Taoiseach Enda Kenny has declined to row into a dispute between the International Monetary Fund and the European Commission over rescue measures for Greece.
At a Helsinki conference Olli Rehn hit out at the IMF for issuing a report on Wednesday saying that Greek debt restructuring in February 2012 came a year too late. "I don't think it's fair and just for the IMF to wash its hands and throw the dirty water on the Europeans," said Mr Rehn at the Economic Ideas Forum in the Finnish conference.
Asked about Mr Rehn’s remarks, Mr Kenny said his critical views of the EU/IMF programme were known and that his Government had worked to improve its terms. “This is not about about getting involved in a row; decisiveness clarity and courage are required,” he said.
Mr Rehn struck back at the International Monetary Fund after it blamed Europe for mishandling Greece's first bailout, saying the fund itself had not supported an early debt restructuring.
In a report earlier this week, the IMF blamed the EU for allowing Athens to delay restructuring its debts until 2012.
"I recall that the IMF's managing director Dominique Strauss-Kahn did not propose early debt restructuring, (and that) Christine Lagarde was opposed to it," Mr Rehn said on the sidelines of a seminar in Helsinki.
Ms Lagarde, who was then French finance minister, replaced Mr Strauss-Kahn as head of the Fund in 2011.
The European Commission - which with the IMF and European Central Bank forms the troika that prepared aid packages for Greece, Ireland, Portugal, Spain and Cyprus - has said undertaking a restructuring in 2010 would have been wrong.
Yesterday, European Central Bank president Mario Draghi also warned against judging "what happened yesterday with today's eyes".
The IMF published its view in an assessment of the Greek rescue late on Wednesday. It also admitted it had lowered its normal standards for debt sustainability to take part in the €110 billion bailout - the first of two for Greece - and that its projections for the Greek economy had been too optimistic.
Mr Rehn also criticised Franco-German proposals which included a full-time eurozone economic policy chief and opposition to more powers for the Commission.
He said the proposals threatened the EU’s principle of a community method which allowed smaller member states to play a key role in decision-making.
Co-operation between Germany and France is indispensable for developing the EU, he said but is not enough on its own.

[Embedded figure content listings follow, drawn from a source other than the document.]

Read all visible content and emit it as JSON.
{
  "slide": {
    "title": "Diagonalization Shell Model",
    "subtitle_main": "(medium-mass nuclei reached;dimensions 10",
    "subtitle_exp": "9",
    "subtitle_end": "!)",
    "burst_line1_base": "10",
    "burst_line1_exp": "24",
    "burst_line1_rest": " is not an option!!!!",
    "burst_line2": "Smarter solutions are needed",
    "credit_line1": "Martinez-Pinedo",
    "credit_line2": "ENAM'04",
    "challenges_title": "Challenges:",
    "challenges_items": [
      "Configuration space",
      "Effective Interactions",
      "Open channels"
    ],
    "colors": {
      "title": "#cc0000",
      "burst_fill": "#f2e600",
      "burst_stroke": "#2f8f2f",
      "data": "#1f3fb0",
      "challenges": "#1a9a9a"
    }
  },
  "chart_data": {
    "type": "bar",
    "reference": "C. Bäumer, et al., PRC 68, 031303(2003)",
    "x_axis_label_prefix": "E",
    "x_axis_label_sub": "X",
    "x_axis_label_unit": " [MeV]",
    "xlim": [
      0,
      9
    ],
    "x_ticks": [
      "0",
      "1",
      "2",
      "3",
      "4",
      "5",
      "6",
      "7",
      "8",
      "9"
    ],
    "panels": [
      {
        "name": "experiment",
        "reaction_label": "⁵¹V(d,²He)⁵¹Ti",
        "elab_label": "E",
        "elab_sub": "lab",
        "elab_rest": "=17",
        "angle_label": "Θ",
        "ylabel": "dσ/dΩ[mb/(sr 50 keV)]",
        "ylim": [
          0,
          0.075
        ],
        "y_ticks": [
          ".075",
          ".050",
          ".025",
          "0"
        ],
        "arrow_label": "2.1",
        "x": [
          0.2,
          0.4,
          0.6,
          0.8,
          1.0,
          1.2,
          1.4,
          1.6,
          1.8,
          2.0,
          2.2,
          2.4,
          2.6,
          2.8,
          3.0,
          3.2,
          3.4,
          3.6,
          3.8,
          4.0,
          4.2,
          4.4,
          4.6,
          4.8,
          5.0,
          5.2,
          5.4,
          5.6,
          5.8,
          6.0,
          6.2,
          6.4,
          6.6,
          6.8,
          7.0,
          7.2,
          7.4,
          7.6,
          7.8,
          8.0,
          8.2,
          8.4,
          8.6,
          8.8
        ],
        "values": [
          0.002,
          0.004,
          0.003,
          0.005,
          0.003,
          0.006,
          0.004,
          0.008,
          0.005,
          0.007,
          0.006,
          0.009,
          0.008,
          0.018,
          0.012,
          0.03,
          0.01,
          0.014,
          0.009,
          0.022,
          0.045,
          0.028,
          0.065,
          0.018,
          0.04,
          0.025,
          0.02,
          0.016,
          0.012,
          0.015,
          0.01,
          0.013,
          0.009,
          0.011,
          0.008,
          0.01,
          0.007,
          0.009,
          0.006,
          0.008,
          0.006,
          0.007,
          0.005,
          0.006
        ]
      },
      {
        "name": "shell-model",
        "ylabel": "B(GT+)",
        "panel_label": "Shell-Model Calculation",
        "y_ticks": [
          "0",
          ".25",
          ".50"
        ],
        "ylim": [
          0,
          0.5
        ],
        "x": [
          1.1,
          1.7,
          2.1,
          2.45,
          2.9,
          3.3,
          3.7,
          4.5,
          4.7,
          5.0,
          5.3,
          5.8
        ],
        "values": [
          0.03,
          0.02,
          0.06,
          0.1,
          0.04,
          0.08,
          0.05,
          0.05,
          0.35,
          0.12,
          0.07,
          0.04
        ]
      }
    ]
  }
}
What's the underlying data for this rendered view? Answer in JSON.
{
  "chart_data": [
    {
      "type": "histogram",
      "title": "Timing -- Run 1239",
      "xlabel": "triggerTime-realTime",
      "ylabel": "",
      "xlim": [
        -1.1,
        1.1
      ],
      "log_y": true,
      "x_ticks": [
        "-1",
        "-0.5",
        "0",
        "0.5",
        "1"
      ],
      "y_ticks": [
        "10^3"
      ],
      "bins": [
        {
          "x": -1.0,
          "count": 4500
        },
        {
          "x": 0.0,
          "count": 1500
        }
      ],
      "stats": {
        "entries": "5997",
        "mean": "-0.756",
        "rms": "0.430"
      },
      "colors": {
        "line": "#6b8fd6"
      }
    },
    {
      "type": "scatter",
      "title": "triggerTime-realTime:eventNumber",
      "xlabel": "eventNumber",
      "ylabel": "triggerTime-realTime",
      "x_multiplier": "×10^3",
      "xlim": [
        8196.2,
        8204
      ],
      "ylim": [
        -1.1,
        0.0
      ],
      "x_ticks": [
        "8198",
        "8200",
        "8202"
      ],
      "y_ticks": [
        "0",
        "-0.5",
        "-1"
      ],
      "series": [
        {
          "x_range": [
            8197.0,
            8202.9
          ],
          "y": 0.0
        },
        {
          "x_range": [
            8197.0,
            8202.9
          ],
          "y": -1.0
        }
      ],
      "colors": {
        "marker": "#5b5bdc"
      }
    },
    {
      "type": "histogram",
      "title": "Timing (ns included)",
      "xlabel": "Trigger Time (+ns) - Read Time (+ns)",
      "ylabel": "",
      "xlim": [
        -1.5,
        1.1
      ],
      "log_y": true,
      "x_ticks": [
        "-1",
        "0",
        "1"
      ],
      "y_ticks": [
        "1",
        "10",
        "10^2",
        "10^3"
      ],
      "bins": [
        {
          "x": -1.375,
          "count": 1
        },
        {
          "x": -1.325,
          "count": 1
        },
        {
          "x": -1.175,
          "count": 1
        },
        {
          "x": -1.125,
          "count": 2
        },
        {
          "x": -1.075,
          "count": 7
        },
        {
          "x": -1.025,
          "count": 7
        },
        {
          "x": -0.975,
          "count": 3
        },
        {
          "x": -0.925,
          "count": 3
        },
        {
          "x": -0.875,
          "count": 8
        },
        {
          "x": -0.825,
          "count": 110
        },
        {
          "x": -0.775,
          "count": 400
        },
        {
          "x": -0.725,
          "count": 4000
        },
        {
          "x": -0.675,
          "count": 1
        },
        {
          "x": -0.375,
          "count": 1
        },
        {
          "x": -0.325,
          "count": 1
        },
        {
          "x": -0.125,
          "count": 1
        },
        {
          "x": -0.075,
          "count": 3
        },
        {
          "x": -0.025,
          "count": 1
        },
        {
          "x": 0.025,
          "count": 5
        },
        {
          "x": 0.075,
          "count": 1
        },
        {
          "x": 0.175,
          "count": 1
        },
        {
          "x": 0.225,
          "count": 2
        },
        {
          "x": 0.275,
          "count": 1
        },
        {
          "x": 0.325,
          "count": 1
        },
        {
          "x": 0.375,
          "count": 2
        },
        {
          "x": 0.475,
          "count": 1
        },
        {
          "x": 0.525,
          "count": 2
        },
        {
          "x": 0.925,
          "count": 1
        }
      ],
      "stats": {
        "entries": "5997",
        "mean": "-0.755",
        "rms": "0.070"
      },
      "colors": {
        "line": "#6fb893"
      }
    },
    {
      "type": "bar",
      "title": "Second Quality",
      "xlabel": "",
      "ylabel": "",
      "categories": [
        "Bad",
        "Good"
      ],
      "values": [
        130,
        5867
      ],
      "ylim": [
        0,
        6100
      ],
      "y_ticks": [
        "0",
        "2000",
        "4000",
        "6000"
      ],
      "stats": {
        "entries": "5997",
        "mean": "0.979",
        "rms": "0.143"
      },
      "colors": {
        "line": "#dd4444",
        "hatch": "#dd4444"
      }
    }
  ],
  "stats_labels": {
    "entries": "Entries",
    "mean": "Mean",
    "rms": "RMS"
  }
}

"Europe is too valuable to be left only for Germany and France. That is why we need the community method to make the European Union inclusive, so that small states can also have influence on decisions," Mr Rehn said in a speech in Helsinki.
German chancellor Angela Merkel and French president Francois Hollande last week opposed handing more powers to the Commission and said making the presidency of the Eurogroup of euro zone finance ministers a full-time post would help improve policy coordination in the bloc.
The proposed moves could widen the gap between the euro zone’s core states and other European Union members that are not in the single currency, and put national governments rather than the EU’s executive Commission in the driver’s seat.
“In many aspects they seem to suggest the wheel should be reinvented,” Mr Rehn said.